Wednesday, November 7, 2012

Why Netflix Might Be an Attractive Target

Very interesting report that Netflix now accounts for 33% of the residential downstream peak traffic in North America. Nobody else is even close.

I speculated that one of the reasons that Verizon may have started the joint venture with Redbox was to insure that whenever possible the Redbox Instant traffic would be traveling on Verizon pipes. What would 33% of the peak residential traffic in North America be worth to Verizon? Would wrapping up that traffic and the revenue that it entails be worth a little north of $4 billion (what it would probably take to buy Netflix)?

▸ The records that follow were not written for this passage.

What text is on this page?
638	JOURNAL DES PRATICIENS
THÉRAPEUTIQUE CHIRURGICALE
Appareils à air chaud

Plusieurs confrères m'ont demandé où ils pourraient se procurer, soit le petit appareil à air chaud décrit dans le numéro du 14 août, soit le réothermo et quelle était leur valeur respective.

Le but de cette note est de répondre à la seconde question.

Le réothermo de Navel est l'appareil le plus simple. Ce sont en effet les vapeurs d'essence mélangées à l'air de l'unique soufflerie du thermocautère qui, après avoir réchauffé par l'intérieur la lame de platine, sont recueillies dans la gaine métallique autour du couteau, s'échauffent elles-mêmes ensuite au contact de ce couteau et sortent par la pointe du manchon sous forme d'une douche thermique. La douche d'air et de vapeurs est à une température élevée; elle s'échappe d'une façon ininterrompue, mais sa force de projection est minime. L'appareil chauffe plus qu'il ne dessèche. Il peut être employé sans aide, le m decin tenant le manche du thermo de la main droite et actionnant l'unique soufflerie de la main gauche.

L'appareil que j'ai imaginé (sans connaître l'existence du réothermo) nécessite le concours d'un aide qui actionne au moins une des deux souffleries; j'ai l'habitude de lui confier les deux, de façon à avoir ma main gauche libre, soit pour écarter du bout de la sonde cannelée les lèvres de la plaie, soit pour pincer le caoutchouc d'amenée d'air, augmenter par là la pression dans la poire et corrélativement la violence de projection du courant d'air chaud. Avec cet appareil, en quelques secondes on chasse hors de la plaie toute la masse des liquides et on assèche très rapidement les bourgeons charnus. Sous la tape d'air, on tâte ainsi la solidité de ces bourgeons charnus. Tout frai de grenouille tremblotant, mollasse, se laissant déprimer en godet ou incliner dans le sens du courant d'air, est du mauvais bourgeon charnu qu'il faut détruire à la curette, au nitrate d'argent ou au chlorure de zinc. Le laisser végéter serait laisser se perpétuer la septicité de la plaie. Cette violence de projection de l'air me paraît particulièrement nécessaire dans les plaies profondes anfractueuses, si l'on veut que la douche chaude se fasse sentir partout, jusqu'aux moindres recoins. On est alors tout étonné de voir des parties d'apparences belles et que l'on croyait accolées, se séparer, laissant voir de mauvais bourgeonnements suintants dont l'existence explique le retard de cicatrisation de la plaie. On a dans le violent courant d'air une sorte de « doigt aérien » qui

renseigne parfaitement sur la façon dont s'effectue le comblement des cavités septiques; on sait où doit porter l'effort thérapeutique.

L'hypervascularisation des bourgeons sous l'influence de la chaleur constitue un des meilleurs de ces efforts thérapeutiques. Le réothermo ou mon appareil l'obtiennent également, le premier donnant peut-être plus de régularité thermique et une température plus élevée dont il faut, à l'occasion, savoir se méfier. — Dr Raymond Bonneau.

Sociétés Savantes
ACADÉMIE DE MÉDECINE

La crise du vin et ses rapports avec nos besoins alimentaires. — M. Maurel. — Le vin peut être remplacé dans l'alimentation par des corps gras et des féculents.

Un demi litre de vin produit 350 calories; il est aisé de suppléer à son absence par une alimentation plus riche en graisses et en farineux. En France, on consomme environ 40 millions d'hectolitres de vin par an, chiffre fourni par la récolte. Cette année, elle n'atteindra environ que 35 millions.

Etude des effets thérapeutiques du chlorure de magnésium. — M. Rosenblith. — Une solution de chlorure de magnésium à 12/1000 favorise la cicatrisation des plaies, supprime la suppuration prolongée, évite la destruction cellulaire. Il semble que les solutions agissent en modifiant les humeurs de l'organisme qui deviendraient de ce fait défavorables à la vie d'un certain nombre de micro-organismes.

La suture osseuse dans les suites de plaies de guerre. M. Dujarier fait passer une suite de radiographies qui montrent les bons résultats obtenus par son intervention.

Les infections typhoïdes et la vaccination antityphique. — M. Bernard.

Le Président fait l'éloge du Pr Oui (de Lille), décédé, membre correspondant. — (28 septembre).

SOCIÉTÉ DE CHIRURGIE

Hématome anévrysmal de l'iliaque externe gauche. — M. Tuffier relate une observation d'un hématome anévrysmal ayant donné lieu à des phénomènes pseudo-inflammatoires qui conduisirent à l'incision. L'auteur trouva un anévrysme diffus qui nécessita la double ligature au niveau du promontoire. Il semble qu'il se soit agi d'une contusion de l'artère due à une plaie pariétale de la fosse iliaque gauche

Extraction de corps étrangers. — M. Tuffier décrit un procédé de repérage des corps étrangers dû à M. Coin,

I've seen a lot of articles talking about who would be interested in actually buying Netflix and all of them name the same usual suspects - Amazon, Verizon, Google, AT&T but I think there could be others for whom the purchase might make more sense.

Think of a company like Level 3 Communications. They could buy Neflix and tell Reed Hastings to just keep running the company as he has done with one little stipulation - all traffic on Level 3 pipes whenever possible. In turn Level 3 could increase Netflix's profitability just by making network usage more efficient.

Or think of a company like Akamai. They could also drive profits by making Netflix's network usage more efficient while at the same time using Netflix's traffic to get better deals for existing CDN business. It would be a very bold move by Akamai but it very well could be worth it.

If Netflix does get purchased - I'm guessing it won't be by one of the usual suspects (except maybe Verizon).